Bremen companies in the face of climate change: A simulation game approach Making impacts tangible and developing adaptation measures

In the BREsilient project, the project team designed a simulation game for representatives from Bremen businesses and administration. The game aimed at making the impacts of extreme weather events and long-term climate change tangible for the participants in a playful way and at collectively developing adaptation measures. The article summarizes the approach, the results and lessons learned.

Good preparation is key to a successful simulation game. At the start of the game, the participants were each assigned a particular role: They represented either a logistics company (rail, inland navigation, port), a food company (fish and vegetables/coffee) or the administration. For the game phase, the simulation team had prepared short situation descriptions in advance, which vividly explained various climate change impacts and their effects on the individual actors. The situations included, for example, "heat wave 2020", "heavy rainfall 2021" and "decline in coffee cultivation areas 2045". The impacts on the companies comprised interrupted or relocated supply and transport chains or crop failures due to drought. Arguing from the perspective of their roles, the participants then discussed the individual situations and developed suitable adaptation measures in each case. The aim of these measures was both to master the current situation and to be better prepared for similar situations in the future.
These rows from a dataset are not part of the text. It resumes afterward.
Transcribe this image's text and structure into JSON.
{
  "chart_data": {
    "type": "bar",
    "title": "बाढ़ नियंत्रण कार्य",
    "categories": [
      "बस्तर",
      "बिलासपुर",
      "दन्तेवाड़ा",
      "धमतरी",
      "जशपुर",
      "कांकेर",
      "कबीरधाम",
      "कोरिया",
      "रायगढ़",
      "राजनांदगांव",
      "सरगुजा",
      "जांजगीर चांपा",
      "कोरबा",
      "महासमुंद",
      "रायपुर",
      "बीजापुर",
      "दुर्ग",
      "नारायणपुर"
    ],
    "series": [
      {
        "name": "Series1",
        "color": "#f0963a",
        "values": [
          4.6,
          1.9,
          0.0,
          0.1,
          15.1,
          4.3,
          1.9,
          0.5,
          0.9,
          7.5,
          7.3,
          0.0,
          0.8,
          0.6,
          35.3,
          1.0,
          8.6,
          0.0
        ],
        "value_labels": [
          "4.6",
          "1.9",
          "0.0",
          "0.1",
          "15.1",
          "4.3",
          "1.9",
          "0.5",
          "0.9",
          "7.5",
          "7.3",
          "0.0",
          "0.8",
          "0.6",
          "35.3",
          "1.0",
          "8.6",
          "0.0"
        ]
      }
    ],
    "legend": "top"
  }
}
A central theme that emerged from the discussion was that joint solutions are crucial as the participants both depend on each other and partly compete for the same scarce resources and modes of transport. In the reflection after the game, the participants stated that the simulation game had made the complexity and dependence on other actors transparent and had thus strengthened their awareness of interactions. Discussing future situations also contributed to making climate change impacts tangible and to creatively searching for solutions. The action-motivating effect of the simulation game was also shown in the questionnaire-based evaluation.